Magellaan geeft bevel om te vuren, maar de bouten van de kruisbogen en de kogels van de haakbussen lijken weinig effect te hebben, en de vijand maakt geen aanstalten om te vluchten.

Ferdinand Magellaan.

© Getty Images

Integendeel: de krijgers stormen naar voren, schieten met pijlen en gooien met speren. De Europeanen zijn in de minderheid, en Magellaan beveelt tot een terugtrekking.

Dan krijgt de kapitein een speer in zijn linkerbeen. Magellaan valt met zijn gezicht op de grond, en tot zijn afgrijzen ziet Pigafetta dat zijn baas wordt doodgeslagen door de opgewonden heidense krijgers.
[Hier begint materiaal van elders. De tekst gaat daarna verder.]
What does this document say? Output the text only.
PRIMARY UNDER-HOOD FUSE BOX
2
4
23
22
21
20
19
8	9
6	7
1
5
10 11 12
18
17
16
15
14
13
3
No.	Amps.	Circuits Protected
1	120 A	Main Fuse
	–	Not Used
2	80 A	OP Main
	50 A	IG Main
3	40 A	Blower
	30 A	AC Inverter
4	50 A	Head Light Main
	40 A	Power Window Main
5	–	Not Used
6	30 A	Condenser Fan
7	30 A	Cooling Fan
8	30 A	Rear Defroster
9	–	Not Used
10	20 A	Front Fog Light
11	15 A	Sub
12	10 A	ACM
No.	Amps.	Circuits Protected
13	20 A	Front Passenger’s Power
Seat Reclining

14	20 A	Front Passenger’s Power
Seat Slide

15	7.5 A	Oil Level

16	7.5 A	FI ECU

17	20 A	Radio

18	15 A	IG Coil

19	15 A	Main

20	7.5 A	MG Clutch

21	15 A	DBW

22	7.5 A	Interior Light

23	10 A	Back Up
‘We moesten het lichaam van de kapitein achterlaten met de andere doden,’ schrijft de Italiaan vol schaamte over het incident.

De expeditie is zijn leider kwijt – en Pigafetta zijn held. Maar de jonge Italiaan geeft de moed niet op: hij wil koste wat kost zijn uitvoerige reisbeschrijving naar Spanje brengen.

Anders heeft de kapitein zich voor niets opgeofferd op een Filipijns strand en zal niemand weten welke ontdekkingen de expeditie van Magellaan gedaan heeft. Het levenswerk van Pigafetta is nog maar net begonnen.

Magellaan maakte Columbus’ klus af

Pigafetta schrijft alles op

21 maanden eerder had de jonge Italiaan Antonio Pigafetta een ontmoeting gehad met Ferdinand Magellaan in het Spaanse Sevilla.

In de hitte van augustus 1519 maakten arbeiders vijf schepen klaar voor een ontdekkingsreis die anders zou worden dan anders: de visionaire Portugese kapitein wilde een zeeweg vinden naar de Molukken in het tegenwoordige Indonesië, toen wijd en zijd bekend als de Specerijeneilanden.

Daar wilde hij scheepsladingen peper, nootmuskaat en kruidnagelen vandaan halen: die waren in Europa een vermogen waard.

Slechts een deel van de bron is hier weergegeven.